Felipe Contepomi kicking a football on the field
Photo by George Olcott via Wikimedia Commons

Former Argentine rugby captain Felipe Contepomi is a perfect example. While playing professionally in Ireland, Contepomi graduated from the Royal College of Surgeons in Ireland (RCSI) in 2007 and began an internship at Dublin’s Beaumont Hospital.

Then 30, the very same year he graduated, Contepomi played for Argentina at the Rugby World Cup and was nominated for International Player of the Year.

When asked by the RSCI about how sporting values have improved his abilities in medicine in 2010, Contepomi pointed to the importance of teamwork and learning from mistakes in both pursuits; sentiments any of the great doctor-athletes would surely agree with.

“I’m a strong believer that playing a team sport teaches you different things, but you are also part of a team in your job as a doctor,” Contepomi says.

“So you are continuously working in a team, and whether you learn it in sport or in medicine it is no different. It is not something that you only learn from playing at a professional level: any team that you are involved in where you strive to be the best you can be, but at the same time understanding that you are doing something for the good of many other people, teaches you the same thing.
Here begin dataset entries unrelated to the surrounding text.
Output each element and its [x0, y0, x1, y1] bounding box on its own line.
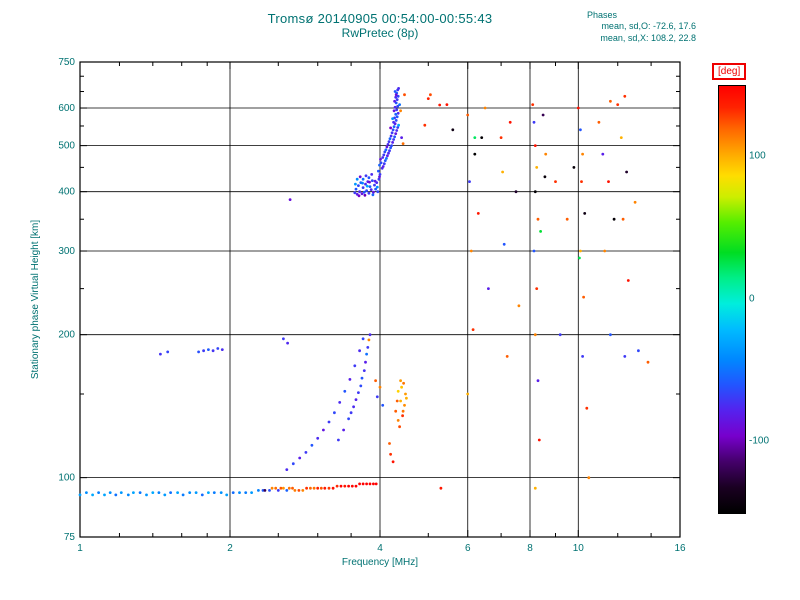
- y-axis-title: Stationary phase Virtual Height [km]: [30, 220, 41, 380]
- tick-labels: 1 2 4 6 8 10 16 75 100 200 300 400 500 600 750: [58, 57, 686, 554]
- plot-subtitle: RwPretec (8p): [341, 25, 419, 40]
- title-block: Tromsø 20140905 00:54:00-00:55:43 RwPret…: [80, 11, 680, 41]
- colorbar-tick-100: 100: [749, 150, 766, 162]
- phases-header: Phases: [586, 10, 618, 20]
- svg-text:400: 400: [58, 187, 75, 198]
- svg-text:200: 200: [58, 330, 75, 341]
- svg-text:8: 8: [527, 543, 533, 554]
- svg-text:1: 1: [77, 543, 83, 554]
- svg-text:100: 100: [58, 473, 75, 484]
- x-axis-title: Frequency [MHz]: [342, 557, 418, 568]
- phases-stats-block: Phases mean, sd,O: -72.6, 17.6 mean, sd,…: [536, 10, 696, 44]
- svg-text:500: 500: [58, 141, 75, 152]
- phases-x-mode-stats: mean, sd,X: 108.2, 22.8: [600, 32, 696, 43]
- svg-text:16: 16: [674, 543, 686, 554]
- colorbar-unit-label: [deg]: [712, 63, 747, 80]
- plot-title: Tromsø 20140905 00:54:00-00:55:43: [267, 11, 493, 26]
- phases-o-mode-stats: mean, sd,O: -72.6, 17.6: [601, 21, 696, 32]
- svg-text:4: 4: [377, 543, 383, 554]
- svg-text:10: 10: [573, 543, 585, 554]
- colorbar-tick--100: -100: [749, 435, 770, 447]
- plot-frame: [79, 61, 681, 538]
- svg-text:75: 75: [64, 532, 76, 543]
- svg-text:750: 750: [58, 57, 75, 68]
- scatter-points: [78, 87, 650, 497]
- svg-text:2: 2: [227, 543, 233, 554]
- grid-lines: [80, 62, 680, 537]
- svg-text:6: 6: [465, 543, 471, 554]
- phase-colorbar: [718, 85, 746, 514]
- colorbar-tick-0: 0: [749, 293, 755, 304]
- svg-text:300: 300: [58, 246, 75, 257]
- svg-text:600: 600: [58, 103, 75, 114]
“You will see that every day of your life, where there is an error or something that is not done properly, some people have the attitude that someone else will fix it, rather than taking responsibility and making sure it is corrected, and most importantly that it doesn’t happen again. And in sports, it happens all the time. In rugby you don’t lay blame, you make up for the mistake and try and turn it around.

“The trouble is that often in medicine an error is seen as weakness and not an opportunity to learn. But we are human and we will all make errors, and if you learn from them they will happen less and less. And I think that in everything we see errors as weakness, but particularly so in medicine. But you should recognize your mistakes and not make excuses for them.”